I used to hate the idea of major game studios simplifying their IPS to appeal to new players but coming back to those games and older titles. He’ll even older RPGs makes me understand why these decisions were made. I feel it’s because on the developer end, game designers can do a lot more with less systems ingame because having less systems and mechanics to constantly account for is far easier to manage than a game with many.

Take wow for example. If you tried explaining how the game works to someone that’s never played it, it take you hours or even days before they fully understood the base aspects of the game; coincidentally if you told someone that played it in the mid 2000s and left they still wouldn’t understand what’s going on ingame after several hours. Simpler games are easier to understand, they’re approachable to a wider audience. They don’t have to be easy by any means, just meaningfully complex in the sense that their mechanics are understood with a lot of depth for anybody that’s played the game for a reasonable amount of time - typically it’s 10 hours - before going to do other stuff in life they want to do. I guess that’s why I liked oblivion, far cry 2, half life, rain world, tlou2, diablo 1 and 2, fallout 3 and many more simple games so much. They were unique, short, understandable and I didn’t have to do much to see why they were fun compared to heavier titles like S.T.A.L.K.E.R, wow, d3, Poe, warframe, apex. I can understand why some would disagree but those are my reasons for why I think Bethesda had the right idea to simplify their RPGs

 No.29333

File: 1689816959137-0.jpg (21.63 KB, 652x367, F1UcytcaEAIU1F5.jpg)
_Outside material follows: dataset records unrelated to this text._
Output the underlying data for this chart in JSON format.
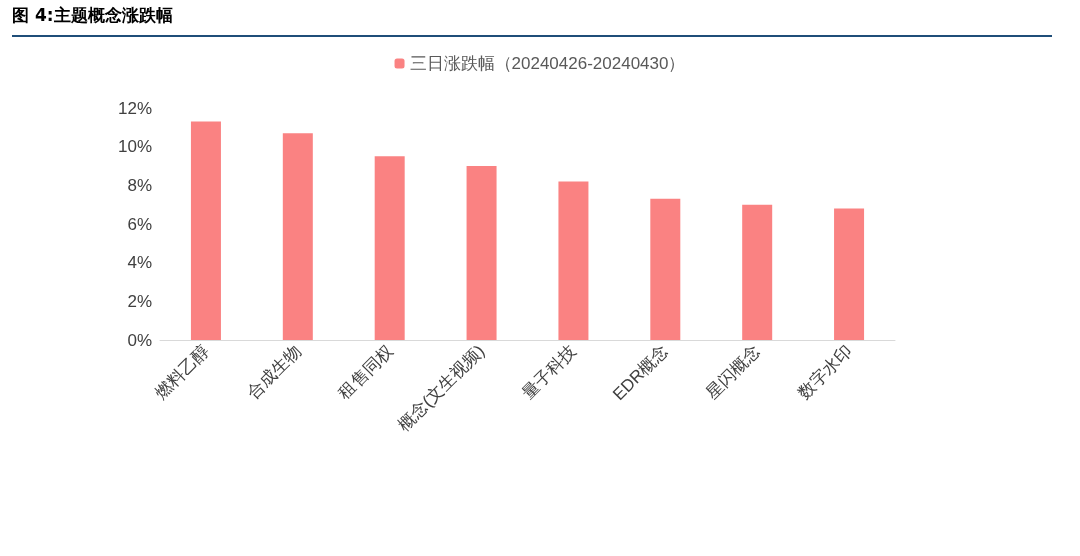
{
  "chart_data": {
    "type": "bar",
    "title": "图 4:主题概念涨跌幅",
    "categories": [
      "燃料乙醇",
      "合成生物",
      "租售同权",
      "概念(文生视频)",
      "量子科技",
      "EDR概念",
      "星闪概念",
      "数字水印"
    ],
    "series": [
      {
        "name": "三日涨跌幅（20240426-20240430）",
        "color": "#fa8282",
        "values": [
          11.3,
          10.7,
          9.5,
          9.0,
          8.2,
          7.3,
          7.0,
          6.8
        ]
      }
    ],
    "ylim": [
      0,
      12
    ],
    "yticks": [
      {
        "value": 0,
        "label": "0%"
      },
      {
        "value": 2,
        "label": "2%"
      },
      {
        "value": 4,
        "label": "4%"
      },
      {
        "value": 6,
        "label": "6%"
      },
      {
        "value": 8,
        "label": "8%"
      },
      {
        "value": 10,
        "label": "10%"
      },
      {
        "value": 12,
        "label": "12%"
      }
    ],
    "grid": false,
    "legend": "top"
  }
}
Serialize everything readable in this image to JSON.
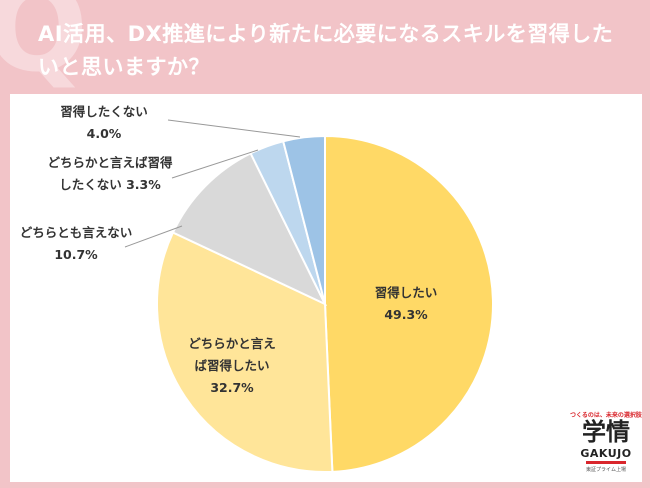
{
  "header": {
    "title": "AI活用、DX推進により新たに必要になるスキルを習得したいと思いますか？",
    "decor_mark": "Q"
  },
  "chart_data": {
    "type": "pie",
    "title": "",
    "slices": [
      {
        "label_lines": [
          "習得したい"
        ],
        "value": 49.3,
        "value_text": "49.3%",
        "color": "#ffd966"
      },
      {
        "label_lines": [
          "どちらかと言え",
          "ば習得したい"
        ],
        "value": 32.7,
        "value_text": "32.7%",
        "color": "#ffe599"
      },
      {
        "label_lines": [
          "どちらとも言えない"
        ],
        "value": 10.7,
        "value_text": "10.7%",
        "color": "#d9d9d9"
      },
      {
        "label_lines": [
          "どちらかと言えば習得",
          "したくない"
        ],
        "value": 3.3,
        "value_text": "3.3%",
        "color": "#bdd7ee"
      },
      {
        "label_lines": [
          "習得したくない"
        ],
        "value": 4.0,
        "value_text": "4.0%",
        "color": "#9dc3e6"
      }
    ]
  },
  "logo": {
    "tagline": "つくるのは、未来の選択肢",
    "kanji": "学情",
    "english": "GAKUJO",
    "sub": "東証プライム上場"
  }
}
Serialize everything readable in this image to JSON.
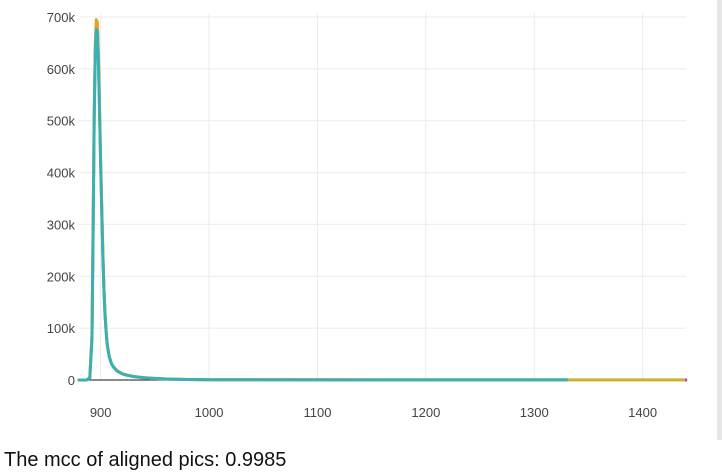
{
  "chart_data": {
    "type": "line",
    "title": "",
    "xlabel": "",
    "ylabel": "",
    "xlim": [
      880,
      1440
    ],
    "ylim": [
      0,
      700000
    ],
    "xticks": [
      {
        "value": 900,
        "label": "900"
      },
      {
        "value": 1000,
        "label": "1000"
      },
      {
        "value": 1100,
        "label": "1100"
      },
      {
        "value": 1200,
        "label": "1200"
      },
      {
        "value": 1300,
        "label": "1300"
      },
      {
        "value": 1400,
        "label": "1400"
      }
    ],
    "yticks": [
      {
        "value": 0,
        "label": "0"
      },
      {
        "value": 100000,
        "label": "100k"
      },
      {
        "value": 200000,
        "label": "200k"
      },
      {
        "value": 300000,
        "label": "300k"
      },
      {
        "value": 400000,
        "label": "400k"
      },
      {
        "value": 500000,
        "label": "500k"
      },
      {
        "value": 600000,
        "label": "600k"
      },
      {
        "value": 700000,
        "label": "700k"
      }
    ],
    "grid": true,
    "legend": "none",
    "series": [
      {
        "color": "#c8b42a",
        "x": [
          880,
          887,
          890,
          892,
          893,
          894,
          895,
          896,
          897,
          898,
          899,
          900,
          901,
          902,
          903,
          904,
          905,
          906,
          908,
          910,
          912,
          915,
          920,
          925,
          930,
          940,
          950,
          960,
          970,
          980,
          1000,
          1100,
          1200,
          1300,
          1330,
          1440
        ],
        "y": [
          0,
          0,
          5000,
          90000,
          300000,
          520000,
          650000,
          695000,
          690000,
          620000,
          520000,
          420000,
          330000,
          250000,
          180000,
          130000,
          95000,
          70000,
          45000,
          32000,
          25000,
          18000,
          12000,
          9000,
          7000,
          4500,
          3000,
          2000,
          1400,
          1000,
          600,
          300,
          200,
          150,
          120,
          100
        ]
      },
      {
        "color": "#e8a030",
        "x": [
          880,
          887,
          890,
          892,
          893,
          894,
          895,
          896,
          897,
          898,
          899,
          900,
          901,
          902,
          903,
          904,
          905,
          906,
          908,
          910,
          912,
          915,
          920,
          925,
          930,
          940,
          950,
          960,
          970,
          980,
          1000,
          1100,
          1200,
          1300,
          1330
        ],
        "y": [
          0,
          0,
          4000,
          85000,
          290000,
          510000,
          640000,
          688000,
          684000,
          615000,
          515000,
          415000,
          326000,
          247000,
          178000,
          128000,
          94000,
          69000,
          44500,
          31500,
          24700,
          17800,
          11900,
          8900,
          6900,
          4400,
          2950,
          1950,
          1380,
          990,
          590,
          290,
          190,
          140,
          110
        ]
      },
      {
        "color": "#3aafb5",
        "x": [
          880,
          887,
          890,
          892,
          893,
          894,
          895,
          896,
          897,
          898,
          899,
          900,
          901,
          902,
          903,
          904,
          905,
          906,
          908,
          910,
          912,
          915,
          920,
          925,
          930,
          940,
          950,
          960,
          970,
          980,
          1000,
          1100,
          1200,
          1300,
          1330
        ],
        "y": [
          0,
          0,
          3000,
          80000,
          280000,
          500000,
          630000,
          676000,
          672000,
          605000,
          510000,
          410000,
          322000,
          244000,
          176000,
          126000,
          93000,
          68000,
          44000,
          31000,
          24500,
          17600,
          11800,
          8800,
          6800,
          4300,
          2900,
          1900,
          1350,
          980,
          580,
          280,
          180,
          130,
          100
        ]
      }
    ]
  },
  "caption": {
    "text": "The mcc of aligned pics: 0.9985"
  }
}
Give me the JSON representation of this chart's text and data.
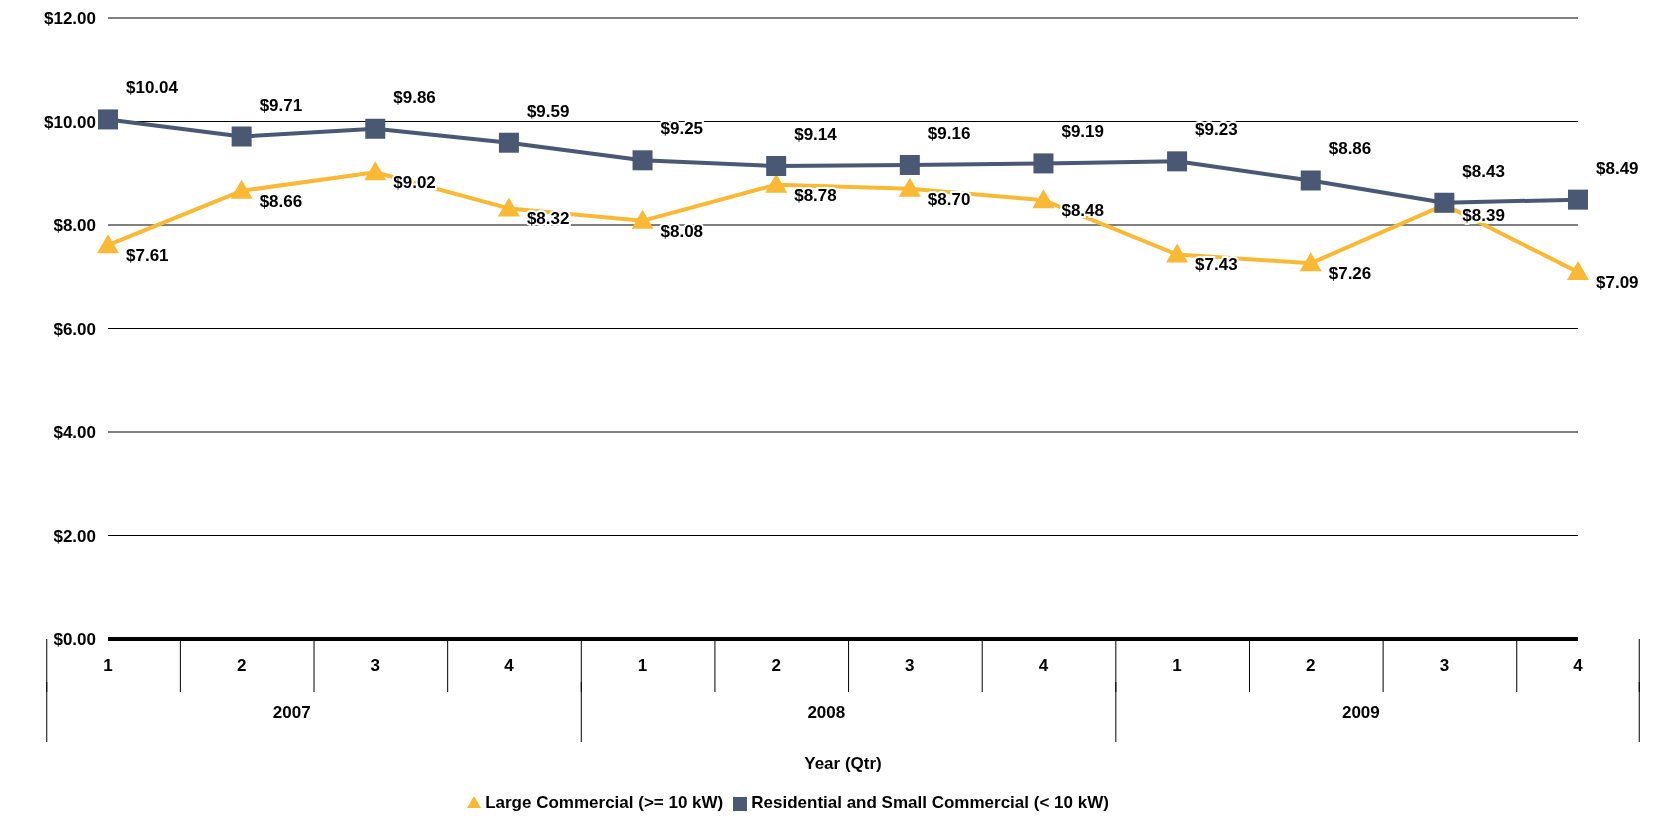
{
  "chart_data": {
    "type": "line",
    "xlabel": "Year (Qtr)",
    "categories": [
      "1",
      "2",
      "3",
      "4",
      "1",
      "2",
      "3",
      "4",
      "1",
      "2",
      "3",
      "4"
    ],
    "annotations": [
      "2007",
      "2008",
      "2009"
    ],
    "series": [
      {
        "name": "Large Commercial (>= 10 kW)",
        "color": "#f9b934",
        "marker": "triangle",
        "values": [
          7.61,
          8.66,
          9.02,
          8.32,
          8.08,
          8.78,
          8.7,
          8.48,
          7.43,
          7.26,
          8.39,
          7.09
        ],
        "value_labels": [
          "$7.61",
          "$8.66",
          "$9.02",
          "$8.32",
          "$8.08",
          "$8.78",
          "$8.70",
          "$8.48",
          "$7.43",
          "$7.26",
          "$8.39",
          "$7.09"
        ]
      },
      {
        "name": "Residential and Small Commercial (< 10 kW)",
        "color": "#4a5874",
        "marker": "square",
        "values": [
          10.04,
          9.71,
          9.86,
          9.59,
          9.25,
          9.14,
          9.16,
          9.19,
          9.23,
          8.86,
          8.43,
          8.49
        ],
        "value_labels": [
          "$10.04",
          "$9.71",
          "$9.86",
          "$9.59",
          "$9.25",
          "$9.14",
          "$9.16",
          "$9.19",
          "$9.23",
          "$8.86",
          "$8.43",
          "$8.49"
        ]
      }
    ],
    "ylim": [
      0,
      12
    ],
    "yticks": [
      {
        "value": 0,
        "label": "$0.00"
      },
      {
        "value": 2,
        "label": "$2.00"
      },
      {
        "value": 4,
        "label": "$4.00"
      },
      {
        "value": 6,
        "label": "$6.00"
      },
      {
        "value": 8,
        "label": "$8.00"
      },
      {
        "value": 10,
        "label": "$10.00"
      },
      {
        "value": 12,
        "label": "$12.00"
      }
    ],
    "grid": "y",
    "legend": "bottom",
    "line_style": "solid"
  }
}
File: 1689816959137-1.jpg (573.71 KB, 1536x2048, F06Gp54aQAI_E7U.jpg)

bnuy

 No.29334

That's an issue the Pathfinder CRPGs face, the learning curve is pretty steep and you can seriously fuck up your playthrough if you don't know how to build a decent character from the start, but once you know what all the numbers mean it's a lot of fun. As long as people know what they're getting into it's fine (look at Dwarf Fortress or anything by Iron Tower Studio), but with limited budgets and the need for broad appeal to appease shareholders and keep the lights on it's easy to understand why things have broadly gone in the direction they have.

>Take wow for example

WoW's sort of a funny example because it was fairly simple and casual for its time, the devs specifically set out to make Everquest but with broader appeal. Game development in the 90s/early 2000s was very much a learn-as-you-go deal and devs put in a lot of stuff that sounded cool or immersive but didn't really work out in practice. Old school MMOs weren't something you could play for 30 minutes a day, as it would take that long just to find a group, then another 20 minutes for everyone to meet up, then you grind for an hour, plus you spend 10 minutes running back to your corpse every time you die, which also costs xp every time it happens so you need to grind even longer, and on and on. In vanilla WoW you can solo mobs until max and the worst thing that could happen is a couple minute corpse run with some repair expenses. WoW's gotten considerably more complicated with time, though, as they need to introduce new systems and dungeon/raid mechanics with each expansion as a selling point to where it's fairly bloated today even as older mechanics got streamlined or removed.